Jane Friedman has 22,679 Twitter followers, some of whom could more appropriately be called devotees. It’s worth getting a Twitter account just to follow her. You’ll soon see why she has built a rabid tribe. She’s smart, ahead of the rapidly evolving book industry curve, witty–and generous.
One of the things I like most about social media is that it teaches the golden rule better than any priest or parent. Jane herself gives away many of her best ideas, and she offers her readers the present of her presence. She answers questions and encourages others online. When she mentioned me once in a Tweet, I was elated.
One example of Jane’s generosity is her “best tweets for writers” feature which shows up each Sunday on her blog. She explains, “I watch Twitter, so you don’t have to.”
Last week in her roundup of the best tweets, she included a post by literary agent Jessica Papin on writing memoir which you can see here. Papin finds Ira Glass’s explanation about story structure pertinent to memoir writers. Since I am one of those people who will sit in my car for a full 15 minutes after my trip has ended so as not to miss a minute of a This American Life story on NPR, I’ll write more about his take on story in a future post.
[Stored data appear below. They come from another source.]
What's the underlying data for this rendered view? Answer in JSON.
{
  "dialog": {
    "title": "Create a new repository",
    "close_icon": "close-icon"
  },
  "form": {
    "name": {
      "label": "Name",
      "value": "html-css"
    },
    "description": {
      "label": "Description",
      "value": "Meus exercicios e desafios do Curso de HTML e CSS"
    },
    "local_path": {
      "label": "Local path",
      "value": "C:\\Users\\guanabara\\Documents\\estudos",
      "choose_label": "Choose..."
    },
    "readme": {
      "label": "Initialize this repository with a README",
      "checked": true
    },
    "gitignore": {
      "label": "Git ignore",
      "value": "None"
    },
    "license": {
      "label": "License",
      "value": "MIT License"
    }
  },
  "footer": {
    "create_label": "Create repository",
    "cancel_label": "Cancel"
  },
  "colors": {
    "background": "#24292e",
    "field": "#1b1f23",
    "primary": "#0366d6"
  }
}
Naturally, after reading Jane Friedman’s Best Tweets for Writers post, finding a useful memoir post included (above), and seeing how many RT’s the post got on Twitter, I wondered if my own audience would benefit from timely, focused, content aggregation on memoir only.
One of Jane’s other suggested Tweets takes you to this good post which explains how to aggregate. It’s a little above my experience level, but I might tackle it if the interest were high.
Let me know if you want this service. I probably would do it monthly–but only if you encourage me in the comment section. In the meantime, here’s one for those of you who have a manuscript of a memoir and want to find an agent. Enjoy agent Rachelle Gardner’s humor about ten things that annoy an agent, and take the implicit advice!
Also, here’s a good place for me to shout out to three other memoir blog sites. I used to have a blogroll on my home page, before my site was hacked and my son kindly migrated all my content to WordPress. Until I find a permanent place on my home page for these links, let me recommend Women’s Memoirs, National Association of Memoir Writers, and Memory Writers Network, and Narrative. They are all terrific!!
Today’s question: are there enough good memoir blog posts to do a regular online roundup of them, and how important would such a service be to you? By what criteria would one select the “best”?